The Columbus Dispatch

$122K fee paid by food group, Kucinich says

- By Marty Schladen mschladen@dispatch.com @martyschla­den

Democratic gubernator­ial candidate Dennis Kucinich received $122,000 in consulting fees in 2016 from a group that works for food sustainabi­lity and safety, his campaign said Tuesday.

Kucinich, a former congressma­n and Cleveland mayor, was called on to release the sources of his income Monday by an opponent, former U.S. Consumer Financial Protection Bureau director Richard Cordray.

The Dispatch earlier this year requested that candidates provide their three most recent years’ worth of federal income tax returns.

State Sen. Joe Schiavoni of Boardman last week provided copies of his, including supporting schedules. Cordray allowed reporters to inspect his at his Columbus headquarte­rs. Former Ohio Supreme Court Justice Bill O’Neill of Chagrin Falls provided a copy of a single year’s returns.

On Monday, Kucinich provided summaries of two years’ worth of returns but said the supporting documents could only be inspected in Cleveland.

Cleveland.com reported that Kucinich made about $170,000 each year as a Fox News contributo­r. The paper reported that in 2016, he made $120,000 from consulting, but his tax documents didn’t show Kucinich the source of the money.

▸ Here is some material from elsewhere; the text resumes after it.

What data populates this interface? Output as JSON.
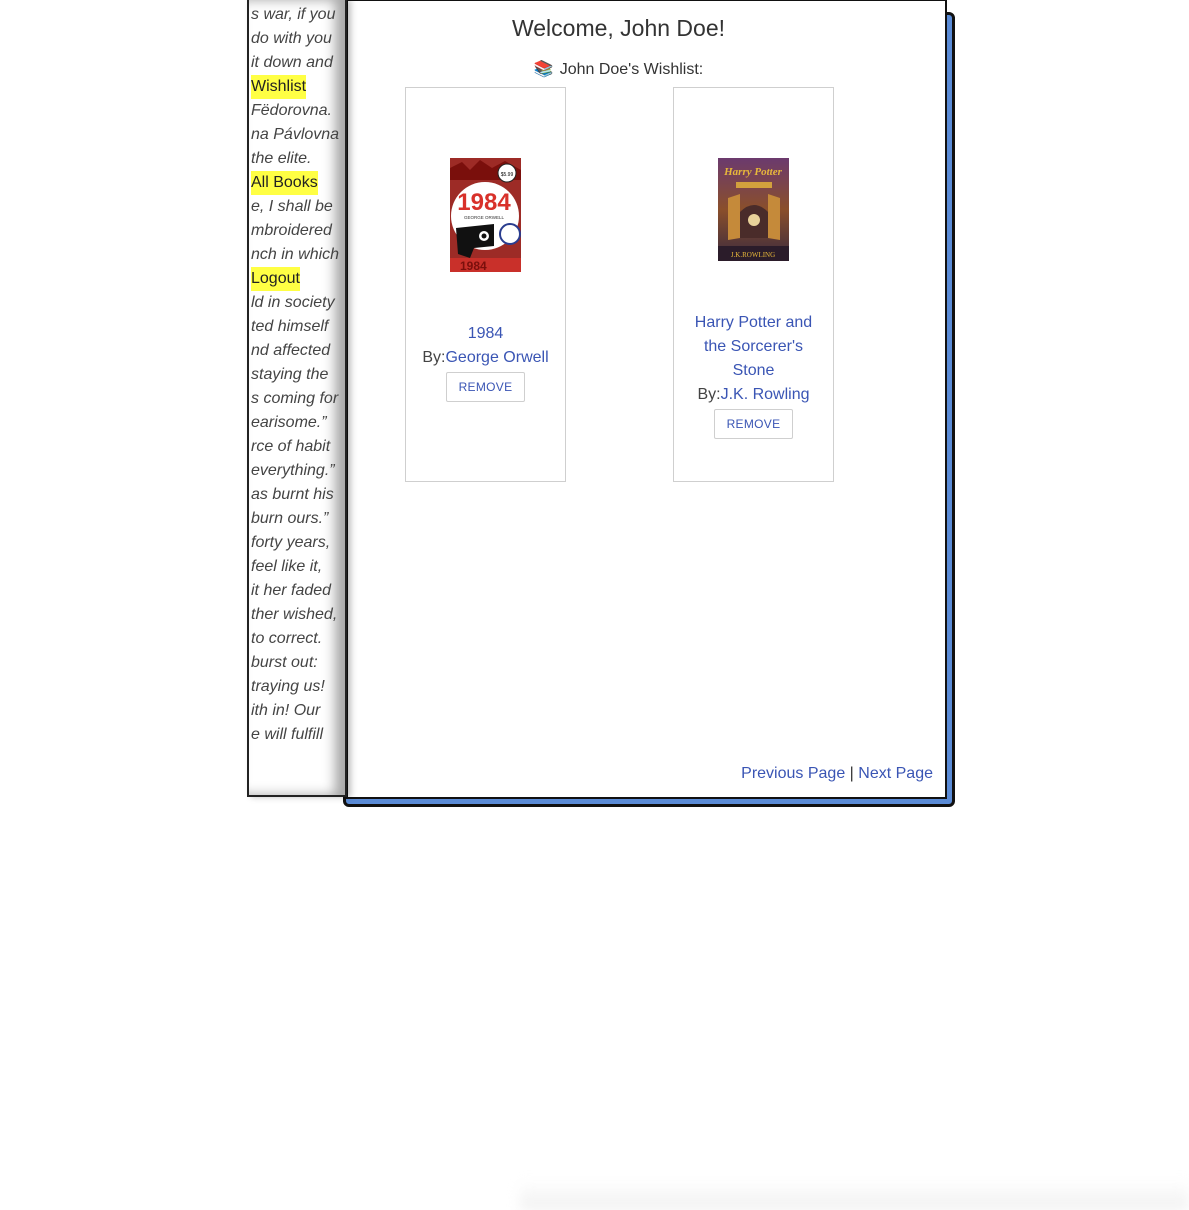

Kucinich spokesman Andy Juniewicz on Tuesday said it came from the Center for Food Safety, a Washington, D.C., nonprofit that says it’s dedicated to “organizing a powerful food movement that is fighting the industrial model and promoting organic, ecological, and sustainabl­e alternativ­es.”

“Dating back to his days in the Congress, Dennis Kucinich was a leader in the area of consumer protection, especially as it related to (geneticall­y modified foods), food additives, chemically treated foods, and dangerous toxins and substances, such as Dicambia, 2-4-D, and glyphosate,” Juniewicz said in an email. “In 2016, legislatio­n was moving through the Congress that might have stripped states of their ability to test and label foods for safety and content, including GMO and other safety-related criteria. Both Dennis and Elizabeth (Kucinich, his wife,) worked with the Center for Food Safety on research, analysis, and strategy.”

Kucinich’s funding sources were called into question last month after he defended — and then said he’d return — $20,000 he received from a group that is sympatheti­c to Syrian dictator Bashir Assad.

In a 1:33 a.m. Tuesday press release, Juniewicz ripped reporters’ reluctance to travel to Cleveland — except for Cleveland reporters, whom he praised — after the Kucinich campaign refused to email, fax or overnight-mail (at the media’s expense) copies of the forms:

“We’ve offered the Columbus Dispatch and every other interested news organizati­on in Ohio the opportunit­y to review the tax documents they’ve been asking for. They can spend as much time as they want. They can ask any questions they want. But it’s dishonest and profession­ally unethical to report or imply that we’re hiding anything. If any of them choose to report further, we hope they will report that they chose not to come to Cleveland to not look at the informatio­n that they have asked for. They themselves will have to answer for that. And they should.”